The left in the National Assembly strongly criticizes the government which targets health expenditure (drugs and sick leave) to save money.
The leader of the LFI deputies Mathilde Panot on Tuesday denounced the “social abuse” and the “brutality” of the government’s announcements to reduce health spending, in unison with the Socialists, auguring heated debates on the 2024 budget this fall. .
The Minister of the Economy Bruno Le Maire identified Monday “at least 10 billion euros in savings” to restore public finances, particularly in the health sector, by fighting against the explosion of sick leaves and “the excesses” in drug expenditure. “Bruno Le Maire has once again announced yet another brutality and social mistreatment of our country”, lambasted Mathilde Panot during her group’s weekly press briefing at the National Assembly. “The question of sick leave (…) it is again social fraud that they would try to sell to us to better hide tax fraud in particular. It is unacceptable”.
During the press conference of the socialist deputies, the spokesperson for the group Christine Pires Beaune found “particularly deplorable that we put forward a minority of doctors” who would sign abusive work stoppages. “When we have work stoppages that explode, as is the case especially since the Covid, we have to wonder. I would like us to have an analysis of work stoppages”, she lamented.
“The Without Rights”
Mathilde Panot also pointed to the 500 million dental costs that Social Security wants to transfer to complementary health from October, by lowering coverage from 70 to 60%. “One in three French people give up dental treatment for financial reasons. Those whom Mr. Hollande called with a certain contempt the toothless come back with Mr. Macron as those without rights”, criticized Mathilde Panot. “We are headwind against this measure which will cause disasters”.

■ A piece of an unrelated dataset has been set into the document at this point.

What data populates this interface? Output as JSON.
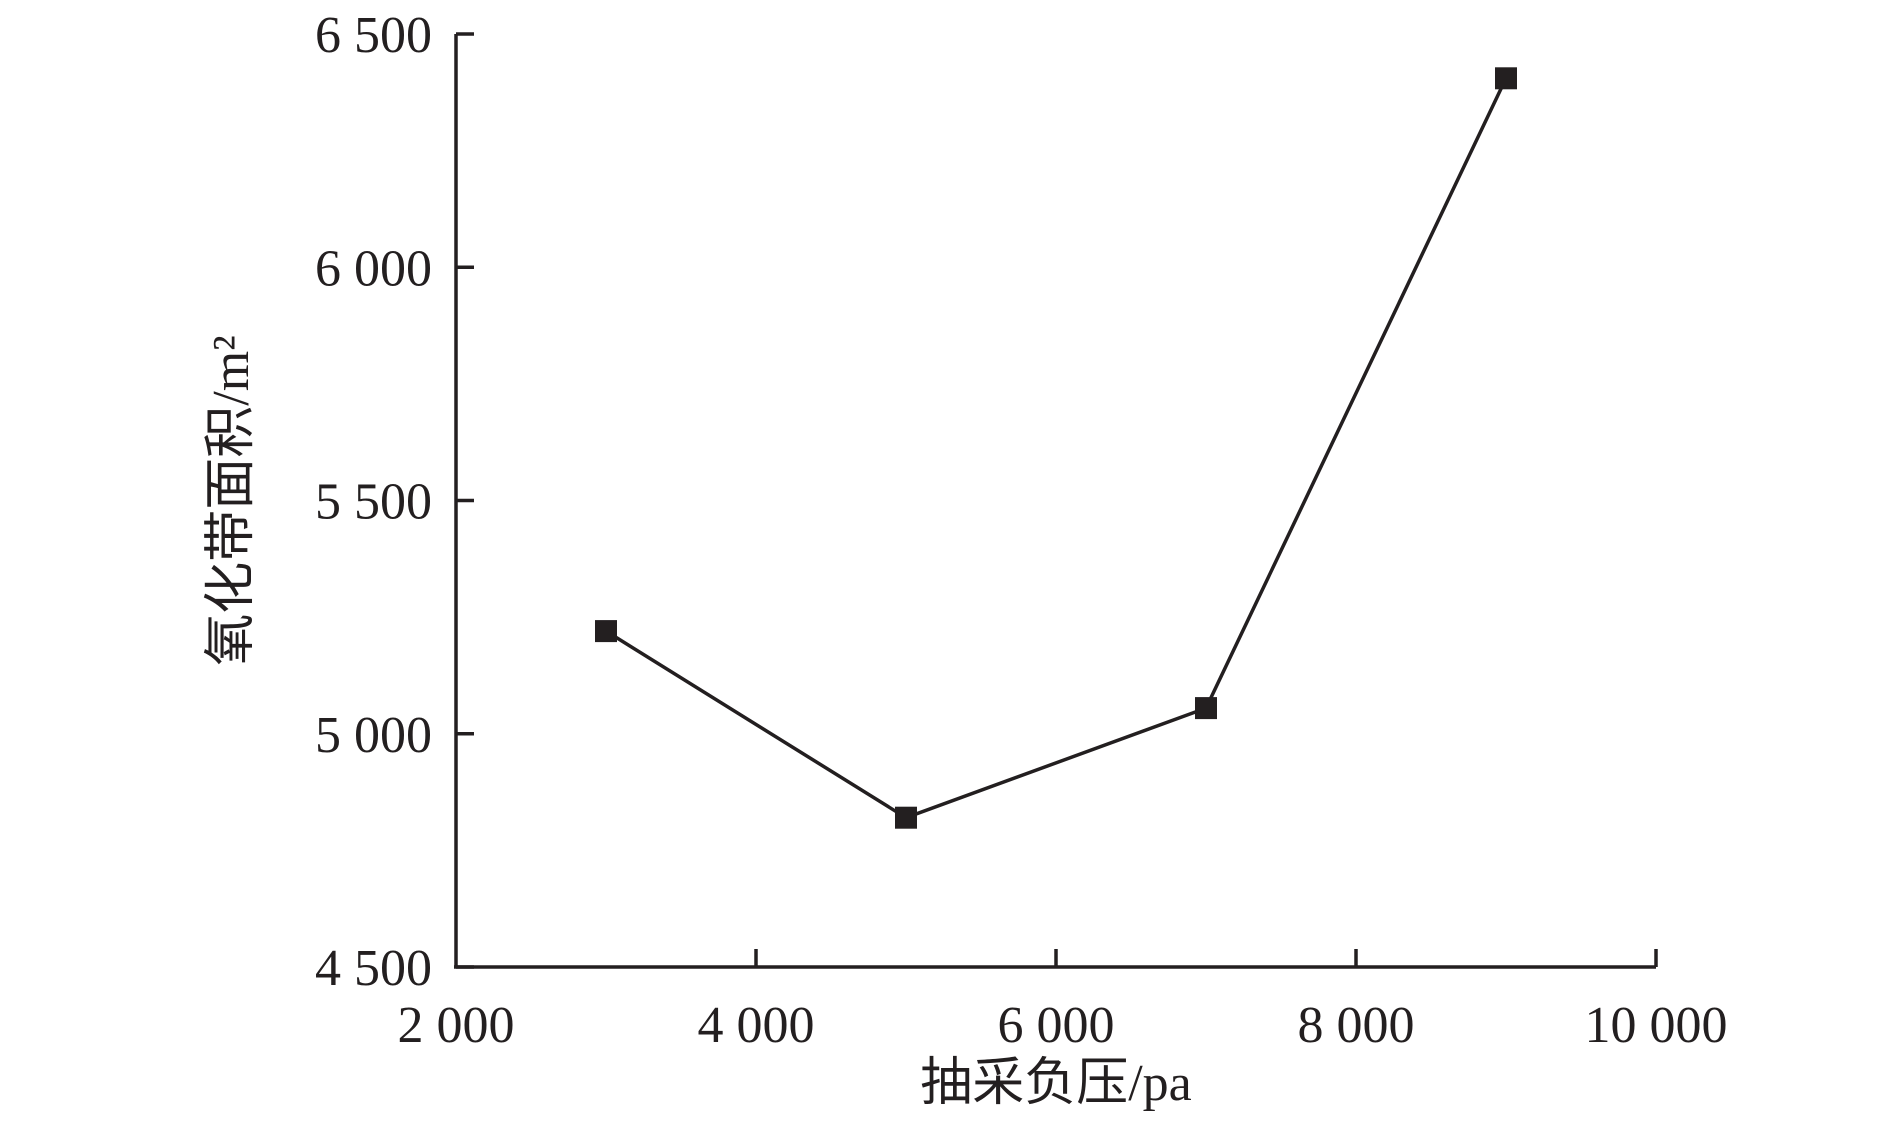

Conversely in the presidential camp, the president of the Renaissance group Aurore Bergé defended the government’s “budget line of responsibility”, “which is never the easiest to hold” and “means making choices to protect the French”.
The executive unveiled savings proposals on Monday, a “step” to contribute by 2027 to the recovery of public accounts. They must partly feed the draft budget for 2024 which will be presented in September and will require at least 12 billion euros in savings for this year alone, said a source at Bercy.
After having recently escaped the sanction of the rating agency S&P Global, which maintained its French solvency rating, the government intends to reaffirm its budgetary seriousness and turn the page on the expensive support measures of “whatever the cost ” in the face of health and energy crises.